Effective Question Practice is a critical part of exam preparation & essential if students wish to maximise their chances of passing.
Ultimately, practising questions is the best way to demonstrate to yourself how much of an understanding of the subject you actually have. However, a number of students practice questions in the wrong way and consequently do not learn or acquire understanding from their endeavours.
Question practice should be done in such a way that it simulates what the real exam scenario will be, i.e. no access to books, colleagues or the actual answer – individuals will be answering questions without any ‘safety net’. It is vital that students practice questions without referring to the answers before they fully complete their attempt. The more imaginative student may request their friends or partners to act as exam invigilators, though some may consider that excessive.
A significant number of students will start a question, get stuck – due to a number of reasons, ranging from trying to understand the question to ‘blank’ memory, whatever the reason; a brick- wall has been encountered. It is critical that students learn how to get over that brick wall if they are to be successful. This approach is initially a difficult one to adapt to (that temptation to look at the answer before completing the question is very strong).

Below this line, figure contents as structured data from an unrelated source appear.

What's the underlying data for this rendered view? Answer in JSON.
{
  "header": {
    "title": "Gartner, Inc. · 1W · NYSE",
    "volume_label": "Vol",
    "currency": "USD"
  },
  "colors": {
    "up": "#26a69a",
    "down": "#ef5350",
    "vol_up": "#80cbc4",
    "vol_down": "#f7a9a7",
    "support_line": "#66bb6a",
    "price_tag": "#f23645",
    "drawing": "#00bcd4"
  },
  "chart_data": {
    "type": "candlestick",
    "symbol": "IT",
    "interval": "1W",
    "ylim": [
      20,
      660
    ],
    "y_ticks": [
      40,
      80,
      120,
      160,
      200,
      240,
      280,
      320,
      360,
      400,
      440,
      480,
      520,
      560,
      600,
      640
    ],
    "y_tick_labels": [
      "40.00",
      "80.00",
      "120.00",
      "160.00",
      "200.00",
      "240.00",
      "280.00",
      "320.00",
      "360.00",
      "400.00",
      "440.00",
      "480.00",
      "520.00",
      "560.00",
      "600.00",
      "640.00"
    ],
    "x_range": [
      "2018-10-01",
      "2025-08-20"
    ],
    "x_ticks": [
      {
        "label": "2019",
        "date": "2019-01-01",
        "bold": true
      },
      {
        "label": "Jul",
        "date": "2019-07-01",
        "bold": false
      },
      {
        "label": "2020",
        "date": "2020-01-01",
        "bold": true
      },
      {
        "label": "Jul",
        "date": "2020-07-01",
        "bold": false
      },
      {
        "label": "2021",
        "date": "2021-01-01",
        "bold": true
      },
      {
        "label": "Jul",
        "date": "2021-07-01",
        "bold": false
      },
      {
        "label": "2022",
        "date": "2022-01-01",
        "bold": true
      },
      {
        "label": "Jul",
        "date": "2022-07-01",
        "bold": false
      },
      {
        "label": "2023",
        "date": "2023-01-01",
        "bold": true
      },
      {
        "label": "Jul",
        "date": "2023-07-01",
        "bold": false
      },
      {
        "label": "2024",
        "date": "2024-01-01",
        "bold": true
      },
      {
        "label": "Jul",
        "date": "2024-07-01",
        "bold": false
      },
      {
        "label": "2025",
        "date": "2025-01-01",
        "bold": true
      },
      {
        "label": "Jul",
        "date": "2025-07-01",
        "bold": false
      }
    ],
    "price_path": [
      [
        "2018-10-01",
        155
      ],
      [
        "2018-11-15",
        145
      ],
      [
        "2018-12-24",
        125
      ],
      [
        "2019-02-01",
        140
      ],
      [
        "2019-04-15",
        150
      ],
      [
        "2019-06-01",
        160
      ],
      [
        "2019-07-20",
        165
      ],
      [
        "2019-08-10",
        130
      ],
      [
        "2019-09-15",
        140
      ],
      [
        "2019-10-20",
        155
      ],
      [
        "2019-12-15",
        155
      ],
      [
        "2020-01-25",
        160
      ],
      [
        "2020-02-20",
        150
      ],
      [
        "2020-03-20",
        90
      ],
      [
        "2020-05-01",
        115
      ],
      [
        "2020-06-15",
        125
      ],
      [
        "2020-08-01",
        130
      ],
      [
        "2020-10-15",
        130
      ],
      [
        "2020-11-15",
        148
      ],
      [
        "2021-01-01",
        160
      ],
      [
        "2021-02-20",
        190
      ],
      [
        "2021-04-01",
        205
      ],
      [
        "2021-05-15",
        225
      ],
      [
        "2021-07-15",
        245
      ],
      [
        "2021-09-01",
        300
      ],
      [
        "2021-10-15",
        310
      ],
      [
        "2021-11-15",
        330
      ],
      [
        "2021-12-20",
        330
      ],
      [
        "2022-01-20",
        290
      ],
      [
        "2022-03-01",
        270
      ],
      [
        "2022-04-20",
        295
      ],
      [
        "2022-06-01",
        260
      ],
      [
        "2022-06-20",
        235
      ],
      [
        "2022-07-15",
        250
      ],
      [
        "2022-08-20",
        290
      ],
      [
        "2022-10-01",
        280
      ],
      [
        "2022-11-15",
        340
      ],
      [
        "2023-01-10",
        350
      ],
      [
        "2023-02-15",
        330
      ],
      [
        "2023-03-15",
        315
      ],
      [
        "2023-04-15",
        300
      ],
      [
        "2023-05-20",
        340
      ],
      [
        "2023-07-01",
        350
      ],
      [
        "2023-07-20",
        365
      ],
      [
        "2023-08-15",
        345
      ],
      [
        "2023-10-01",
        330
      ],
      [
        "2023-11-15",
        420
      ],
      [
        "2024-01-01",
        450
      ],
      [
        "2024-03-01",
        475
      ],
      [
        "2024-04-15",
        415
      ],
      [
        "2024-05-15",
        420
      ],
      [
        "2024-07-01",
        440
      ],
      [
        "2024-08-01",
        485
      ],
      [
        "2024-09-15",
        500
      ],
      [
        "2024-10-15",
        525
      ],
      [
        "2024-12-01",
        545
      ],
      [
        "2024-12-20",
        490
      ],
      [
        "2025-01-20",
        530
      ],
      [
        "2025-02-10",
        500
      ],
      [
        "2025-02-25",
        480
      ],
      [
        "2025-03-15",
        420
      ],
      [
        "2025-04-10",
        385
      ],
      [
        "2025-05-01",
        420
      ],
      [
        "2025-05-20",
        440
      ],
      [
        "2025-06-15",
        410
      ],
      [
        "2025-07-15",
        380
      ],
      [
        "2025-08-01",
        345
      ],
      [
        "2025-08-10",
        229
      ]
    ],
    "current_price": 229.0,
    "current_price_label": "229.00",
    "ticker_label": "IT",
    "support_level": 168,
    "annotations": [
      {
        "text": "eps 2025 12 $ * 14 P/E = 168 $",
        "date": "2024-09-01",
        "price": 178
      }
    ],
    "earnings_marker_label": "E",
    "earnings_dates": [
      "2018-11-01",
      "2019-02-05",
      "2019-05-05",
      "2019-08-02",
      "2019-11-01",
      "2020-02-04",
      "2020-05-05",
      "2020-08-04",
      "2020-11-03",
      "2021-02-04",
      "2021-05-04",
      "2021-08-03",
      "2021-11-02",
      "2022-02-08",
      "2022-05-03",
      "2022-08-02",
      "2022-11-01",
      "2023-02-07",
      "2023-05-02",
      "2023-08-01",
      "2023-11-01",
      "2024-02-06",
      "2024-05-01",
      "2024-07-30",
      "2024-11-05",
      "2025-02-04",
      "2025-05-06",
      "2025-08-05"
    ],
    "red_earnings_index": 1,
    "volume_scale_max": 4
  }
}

In my experience students learn at a faster rate using this technique and can more easily identify their areas of strength, and ones that need more work. A student of mine who used this approach for the first time said “My head did hurt! In fact it almost exploded, lol, but I persisted and I’m not doing that bad.”
Before we explore the technique in detail it is useful to take a look behind the scenes as to how the majority of examiners set exams and how they will be assessed and marked. Exam questions will (a) reflect the learning outcomes contained in the attendant subject syllabus; (b) the final answer in a question will require a student to complete a number of differing tasks/stages in order to get to the final answer; (c) the examiner will have produced a marking scheme for each question outlining the allocation of marks within that question; (d) most exams are not negatively marked, i.e. marks are not taken away for incorrect answers (medicine, thankfully is an exception); (e) marks are predominantly based on methodology and students own numbers; (g) the primary objective is to demonstrate understanding and not necessarily getting the correct answer.
To illustrate this technique let us use the example of a question which asks us to (say) calculate the gross profit of a product, compare it to last year and make suitable comments. This question will require the student to perform a number of individual tasks in order to get to the final answer. Gross profit is the difference between sales and cost of sales. In order to achieve the full marks the student will need to identify/calculate (1) the sales figure; (2) the cost of sales figure; (3) be able to calculate the difference between (1) and (2); (4) compare the gross profit to last year; (5) make suitable comments.
The examiner will have allocated marks for each of these aspects; the number of marks will be based on the complexity and difficulty of each task set. If the candidate incorrectly calculates the cost of sales then full marks will not be awarded for this part of the task; however if the student then subsequently uses their cost of sales figure in the correct manner, i.e. subtract their cost of sales figure and makes appropriate comments (on their own figure) then full marks can be awarded for that part of the task. As far as the examiner is concerned the student has demonstrated a correct understanding of how gross profit is calculated and how it is interpreted.
When practising this technique a student should attempt the question from start to finish, if the ‘brick wall’ is encountered then take an educated guess, and proceed accordingly. When the task is finished review your answer against the published answer as though you were a marker, tick the parts of the answer which are numerically correct and using own figures, circle or mark those which are incorrect.
Try to obtain past exam or exam styles questions and work through as many as possible, ultimately putting more pressure on yourself by timing yourself (In a 3 hour exam a question worth 10 marks has as matched time equivalence of 18 minutes!), not completing the paper and poor time management is another major reason for failure.